Moving data around in Hadoop is easy when using the Hue interface but when it comes to learning to do this from the command line it gets hard.
In my Pluralsight course HDFS Getting Started you can get up to speed on moving data around from the Hadoop command line in under 3 hours. The first two modules of this course will get you up to speed on using Hadoop from the command line using the hdfs dfs commands.
Not Just Hadoop from the Command Line
Don’t just stop at learning Hadoop from the command line, let’s focus on the other Hadoop frameworks as well. The last few modules of this course will focus on using the following Hadoop frameworks from the command line.
Hive & Pig
Two of my favorite Hadoop Framework works tools. Both of these tools allow for administrators to write MapReduce jobs without having to write in Java. After learning about Hadoop Pig and Hive are two tools EVERY Hadoop Admin should know. Let’s break down each one.
Hive fills the space for the structured data in Hadoop and acts similar to a database. Hive uses a syntax called HiveQL that is very similar to SQL syntax. The closeness of Hive and SQL database was intentional because most analyst know SQL not Java.
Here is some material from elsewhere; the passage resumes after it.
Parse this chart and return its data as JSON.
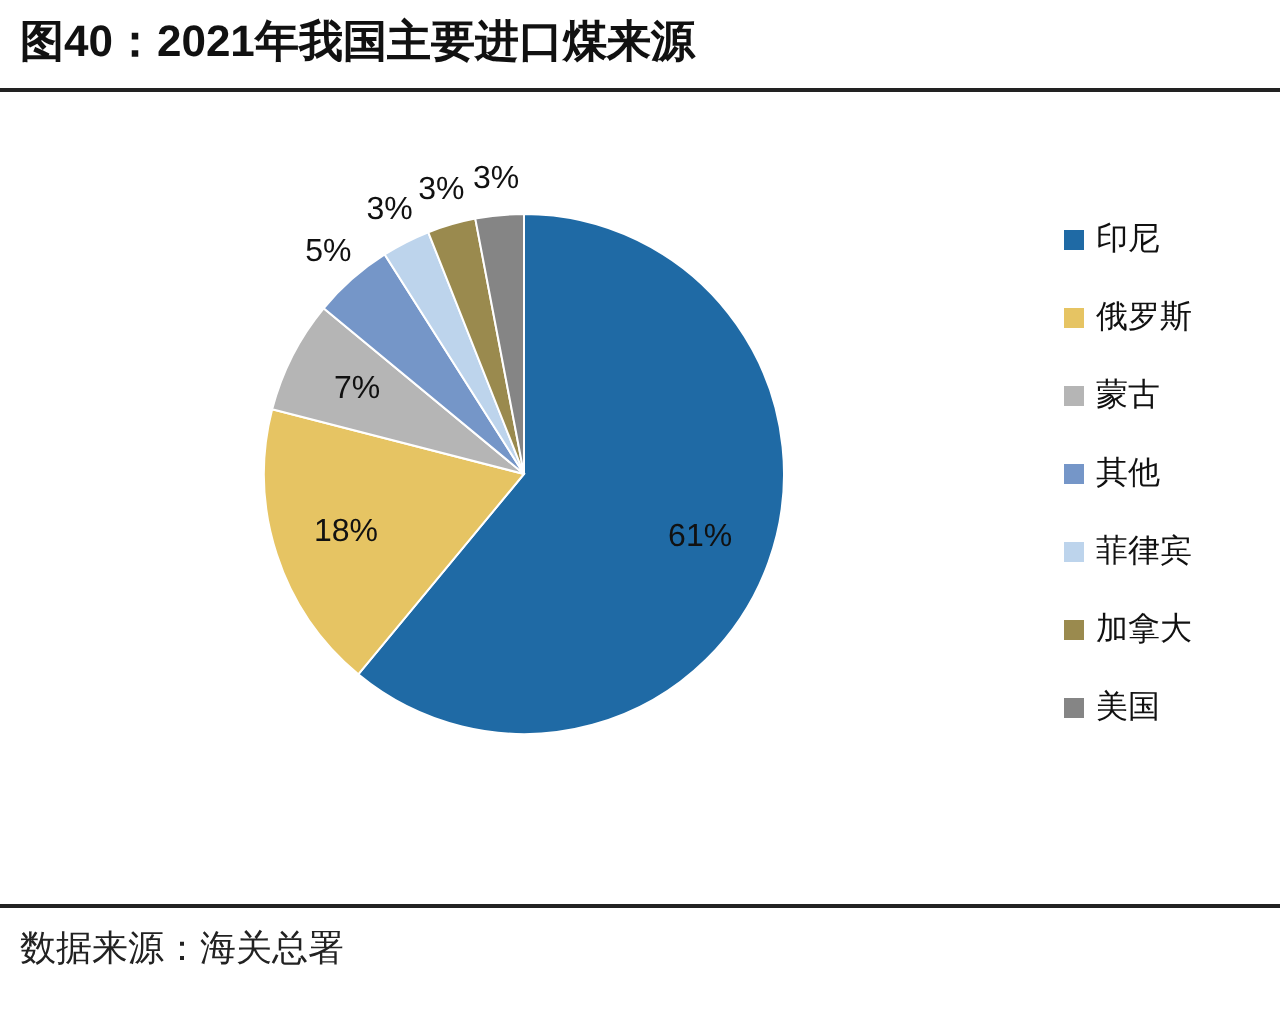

Pig’s motto is it eats anything, which means it process unstructured, semi structured, and structured data. Pig doesn’t care how the data is structured it can process it. Pig uses a syntax called Pig Latin, insert pig latin joke here,
which is less SQL like than HiveQL. Pig latin is also a procedural or step by step programming language.
HBase
Learning to interact with HBase from the command line is hot skill for Hadoop Admins. HBase is used when you need real time read and writing in Hadoop. Think very large data sets like billions of rows and columns.
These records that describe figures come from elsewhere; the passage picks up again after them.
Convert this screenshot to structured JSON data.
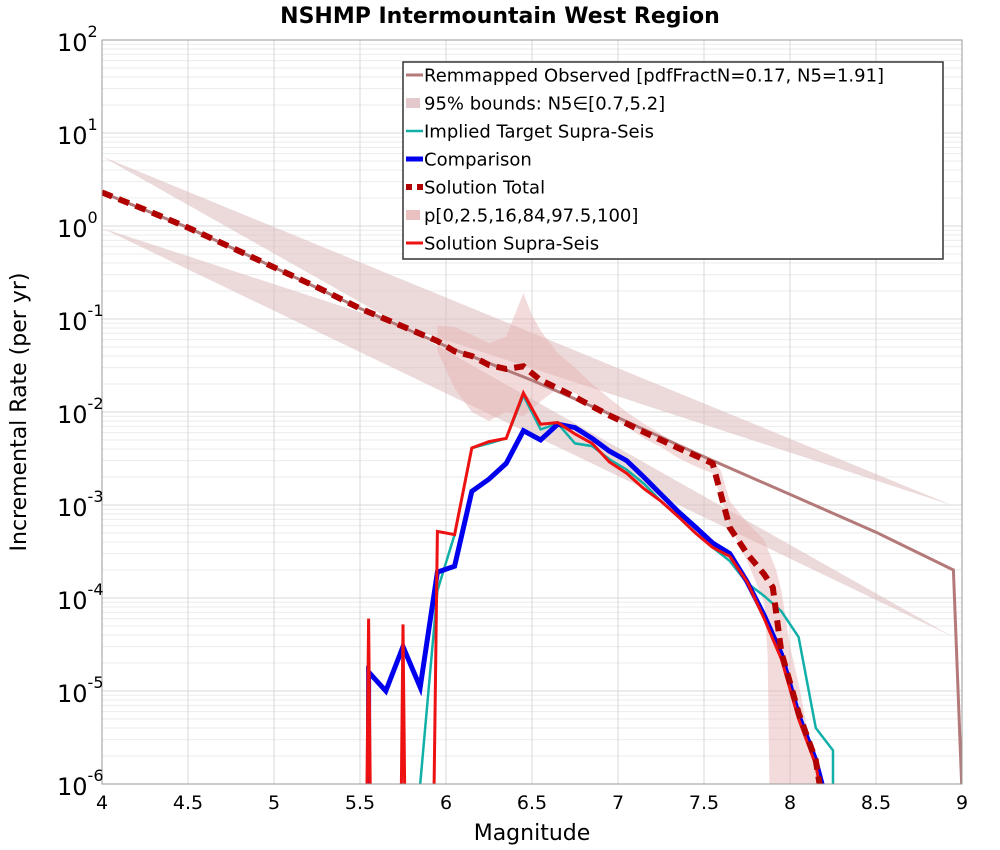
{
  "chart_data": {
    "type": "line",
    "title": "NSHMP Intermountain West Region",
    "xlabel": "Magnitude",
    "ylabel": "Incremental Rate (per yr)",
    "xlim": [
      4,
      9
    ],
    "ylim": [
      1e-06,
      100
    ],
    "yscale": "log",
    "grid": true,
    "legend_position": "top-right",
    "x_ticks": [
      "4",
      "4.5",
      "5",
      "5.5",
      "6",
      "6.5",
      "7",
      "7.5",
      "8",
      "8.5",
      "9"
    ],
    "y_ticks": [
      {
        "base": "10",
        "exp": "2",
        "value": 100
      },
      {
        "base": "10",
        "exp": "1",
        "value": 10
      },
      {
        "base": "10",
        "exp": "0",
        "value": 1
      },
      {
        "base": "10",
        "exp": "-1",
        "value": 0.1
      },
      {
        "base": "10",
        "exp": "-2",
        "value": 0.01
      },
      {
        "base": "10",
        "exp": "-3",
        "value": 0.001
      },
      {
        "base": "10",
        "exp": "-4",
        "value": 0.0001
      },
      {
        "base": "10",
        "exp": "-5",
        "value": 1e-05
      },
      {
        "base": "10",
        "exp": "-6",
        "value": 1e-06
      }
    ],
    "bands": [
      {
        "name": "95% bounds: N5∈[0.7,5.2]",
        "color": "#dcbcbe",
        "opacity": 0.55,
        "upper": [
          [
            4.0,
            5.6
          ],
          [
            8.95,
            0.00098
          ]
        ],
        "lower": [
          [
            4.0,
            0.95
          ],
          [
            8.95,
            3.8e-05
          ]
        ]
      },
      {
        "name": "p[0,2.5,16,84,97.5,100]",
        "color": "#e6b0b0",
        "opacity": 0.45,
        "upper": [
          [
            5.95,
            0.085
          ],
          [
            6.05,
            0.082
          ],
          [
            6.15,
            0.068
          ],
          [
            6.25,
            0.055
          ],
          [
            6.35,
            0.065
          ],
          [
            6.45,
            0.19
          ],
          [
            6.5,
            0.11
          ],
          [
            6.55,
            0.075
          ],
          [
            6.65,
            0.043
          ],
          [
            6.75,
            0.03
          ],
          [
            6.85,
            0.02
          ],
          [
            6.95,
            0.014
          ],
          [
            7.05,
            0.01
          ],
          [
            7.15,
            0.0075
          ],
          [
            7.25,
            0.0058
          ],
          [
            7.35,
            0.0045
          ],
          [
            7.45,
            0.0035
          ],
          [
            7.55,
            0.003
          ],
          [
            7.6,
            0.0023
          ],
          [
            7.65,
            0.0011
          ],
          [
            7.75,
            0.00065
          ],
          [
            7.85,
            0.00042
          ],
          [
            7.92,
            0.0002
          ],
          [
            7.95,
            0.00012
          ],
          [
            8.0,
            3e-05
          ],
          [
            8.05,
            1.2e-05
          ],
          [
            8.1,
            4e-06
          ],
          [
            8.15,
            1.5e-06
          ],
          [
            8.18,
            1e-06
          ]
        ],
        "lower": [
          [
            8.15,
            1e-06
          ],
          [
            8.1,
            1e-06
          ],
          [
            8.05,
            1e-06
          ],
          [
            8.0,
            1e-06
          ],
          [
            7.95,
            1e-06
          ],
          [
            7.9,
            1e-06
          ],
          [
            7.88,
            1e-06
          ],
          [
            7.87,
            2.5e-05
          ],
          [
            7.85,
            9e-05
          ],
          [
            7.75,
            0.00025
          ],
          [
            7.65,
            0.0006
          ],
          [
            7.6,
            0.0012
          ],
          [
            7.55,
            0.0022
          ],
          [
            7.45,
            0.0026
          ],
          [
            7.35,
            0.0032
          ],
          [
            7.25,
            0.0042
          ],
          [
            7.15,
            0.0052
          ],
          [
            7.05,
            0.007
          ],
          [
            6.95,
            0.009
          ],
          [
            6.85,
            0.012
          ],
          [
            6.75,
            0.016
          ],
          [
            6.65,
            0.018
          ],
          [
            6.55,
            0.013
          ],
          [
            6.45,
            0.009
          ],
          [
            6.35,
            0.01
          ],
          [
            6.25,
            0.008
          ],
          [
            6.15,
            0.01
          ],
          [
            6.05,
            0.018
          ],
          [
            5.95,
            0.045
          ]
        ]
      }
    ],
    "series": [
      {
        "name": "Remmapped Observed [pdfFractN=0.17, N5=1.91]",
        "color": "#b47a7a",
        "width": 3,
        "dash": "",
        "points": [
          [
            4.0,
            2.3
          ],
          [
            4.5,
            0.96
          ],
          [
            5.0,
            0.36
          ],
          [
            5.5,
            0.13
          ],
          [
            6.0,
            0.051
          ],
          [
            6.5,
            0.022
          ],
          [
            7.0,
            0.0087
          ],
          [
            7.5,
            0.0033
          ],
          [
            8.0,
            0.0013
          ],
          [
            8.5,
            0.00051
          ],
          [
            8.95,
            0.0002
          ],
          [
            9.0,
            8e-07
          ]
        ]
      },
      {
        "name": "Implied Target Supra-Seis",
        "color": "#10b0a8",
        "width": 2.5,
        "dash": "",
        "points": [
          [
            5.85,
            1e-06
          ],
          [
            5.95,
            0.00012
          ],
          [
            6.05,
            0.00048
          ],
          [
            6.15,
            0.0041
          ],
          [
            6.25,
            0.0046
          ],
          [
            6.35,
            0.0052
          ],
          [
            6.45,
            0.015
          ],
          [
            6.55,
            0.0065
          ],
          [
            6.65,
            0.0075
          ],
          [
            6.75,
            0.0046
          ],
          [
            6.85,
            0.0043
          ],
          [
            6.95,
            0.0031
          ],
          [
            7.05,
            0.0024
          ],
          [
            7.15,
            0.0017
          ],
          [
            7.25,
            0.0011
          ],
          [
            7.35,
            0.00075
          ],
          [
            7.45,
            0.0005
          ],
          [
            7.55,
            0.00035
          ],
          [
            7.65,
            0.00025
          ],
          [
            7.75,
            0.000145
          ],
          [
            7.85,
            0.000105
          ],
          [
            7.95,
            7.2e-05
          ],
          [
            8.05,
            3.8e-05
          ],
          [
            8.15,
            4e-06
          ],
          [
            8.25,
            2.3e-06
          ],
          [
            8.25,
            8e-07
          ]
        ]
      },
      {
        "name": "Comparison",
        "color": "#0000ee",
        "width": 5,
        "dash": "",
        "points": [
          [
            5.55,
            8e-07
          ],
          [
            5.55,
            1.6e-05
          ],
          [
            5.65,
            1e-05
          ],
          [
            5.75,
            3e-05
          ],
          [
            5.85,
            1.1e-05
          ],
          [
            5.95,
            0.00019
          ],
          [
            6.05,
            0.00022
          ],
          [
            6.15,
            0.0014
          ],
          [
            6.25,
            0.0019
          ],
          [
            6.35,
            0.0028
          ],
          [
            6.45,
            0.0063
          ],
          [
            6.55,
            0.005
          ],
          [
            6.65,
            0.0074
          ],
          [
            6.75,
            0.0068
          ],
          [
            6.85,
            0.0052
          ],
          [
            6.95,
            0.0038
          ],
          [
            7.05,
            0.003
          ],
          [
            7.15,
            0.002
          ],
          [
            7.25,
            0.0013
          ],
          [
            7.35,
            0.00085
          ],
          [
            7.45,
            0.00058
          ],
          [
            7.55,
            0.00039
          ],
          [
            7.65,
            0.0003
          ],
          [
            7.75,
            0.00015
          ],
          [
            7.85,
            6.5e-05
          ],
          [
            7.95,
            2.5e-05
          ],
          [
            8.05,
            5.5e-06
          ],
          [
            8.15,
            1.8e-06
          ],
          [
            8.2,
            8e-07
          ]
        ]
      },
      {
        "name": "Solution Supra-Seis",
        "color": "#ee1111",
        "width": 3,
        "dash": "",
        "points": [
          [
            5.54,
            8e-07
          ],
          [
            5.55,
            6e-05
          ],
          [
            5.56,
            8e-07
          ],
          [
            5.74,
            8e-07
          ],
          [
            5.75,
            5.2e-05
          ],
          [
            5.76,
            8e-07
          ],
          [
            5.93,
            8e-07
          ],
          [
            5.95,
            0.00052
          ],
          [
            6.05,
            0.00048
          ],
          [
            6.15,
            0.0041
          ],
          [
            6.25,
            0.0048
          ],
          [
            6.35,
            0.0052
          ],
          [
            6.45,
            0.016
          ],
          [
            6.55,
            0.0074
          ],
          [
            6.65,
            0.0077
          ],
          [
            6.75,
            0.0058
          ],
          [
            6.85,
            0.0046
          ],
          [
            6.95,
            0.0029
          ],
          [
            7.05,
            0.0022
          ],
          [
            7.15,
            0.0015
          ],
          [
            7.25,
            0.0011
          ],
          [
            7.35,
            0.00075
          ],
          [
            7.45,
            0.0005
          ],
          [
            7.55,
            0.00035
          ],
          [
            7.65,
            0.00028
          ],
          [
            7.75,
            0.00015
          ],
          [
            7.85,
            6e-05
          ],
          [
            7.95,
            2.2e-05
          ],
          [
            8.05,
            5e-06
          ],
          [
            8.15,
            1.6e-06
          ],
          [
            8.18,
            8e-07
          ]
        ]
      },
      {
        "name": "Solution Total",
        "color": "#b00000",
        "width": 6,
        "dash": "11,7",
        "points": [
          [
            4.0,
            2.3
          ],
          [
            4.25,
            1.5
          ],
          [
            4.5,
            0.96
          ],
          [
            4.75,
            0.59
          ],
          [
            5.0,
            0.36
          ],
          [
            5.25,
            0.22
          ],
          [
            5.5,
            0.13
          ],
          [
            5.75,
            0.083
          ],
          [
            5.95,
            0.058
          ],
          [
            6.05,
            0.045
          ],
          [
            6.15,
            0.04
          ],
          [
            6.25,
            0.032
          ],
          [
            6.35,
            0.029
          ],
          [
            6.45,
            0.031
          ],
          [
            6.55,
            0.022
          ],
          [
            6.65,
            0.018
          ],
          [
            6.75,
            0.0145
          ],
          [
            6.85,
            0.0115
          ],
          [
            6.95,
            0.0092
          ],
          [
            7.05,
            0.0075
          ],
          [
            7.15,
            0.0061
          ],
          [
            7.25,
            0.005
          ],
          [
            7.35,
            0.0041
          ],
          [
            7.45,
            0.0034
          ],
          [
            7.55,
            0.0028
          ],
          [
            7.65,
            0.00057
          ],
          [
            7.75,
            0.0003
          ],
          [
            7.85,
            0.00018
          ],
          [
            7.9,
            0.00013
          ],
          [
            7.95,
            2.6e-05
          ],
          [
            8.05,
            5.8e-06
          ],
          [
            8.15,
            1.8e-06
          ],
          [
            8.18,
            8e-07
          ]
        ]
      }
    ],
    "legend": [
      {
        "label": "Remmapped Observed [pdfFractN=0.17, N5=1.91]",
        "kind": "line",
        "color": "#b47a7a",
        "width": 3,
        "dash": ""
      },
      {
        "label": "95% bounds: N5∈[0.7,5.2]",
        "kind": "band",
        "color": "#dcbcbe",
        "width": 10,
        "dash": ""
      },
      {
        "label": "Implied Target Supra-Seis",
        "kind": "line",
        "color": "#10b0a8",
        "width": 2.5,
        "dash": ""
      },
      {
        "label": "Comparison",
        "kind": "line",
        "color": "#0000ee",
        "width": 5,
        "dash": ""
      },
      {
        "label": "Solution Total",
        "kind": "line",
        "color": "#b00000",
        "width": 6,
        "dash": "6,5"
      },
      {
        "label": "p[0,2.5,16,84,97.5,100]",
        "kind": "band",
        "color": "#e6b0b0",
        "width": 10,
        "dash": ""
      },
      {
        "label": "Solution Supra-Seis",
        "kind": "line",
        "color": "#ee1111",
        "width": 3,
        "dash": ""
      }
    ]
  }
}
Configuring and setting up HBase is complicated but in HDFS from the Command Line you will learn to setup a development environment to start using HBase. Configurations changes in HBase are all done from the command line.
Sqoop
Hadoop is about unstructured data but what about data that lives in Relational Databases? Sqoop allows Hadoop administrators to import and export data from traditional database systems. Offloading structured data in data warehouses is one of Hadoop’s biggest use case. Hadoop allows for DBAs to offload frozen data into Hadoop for 10x the cost. The frozen or unused data can then be analyzed in Hadoop and bring about new insights. In my HDFS Getting Started course I will walk through using Sqoop to import and export data in HDFS.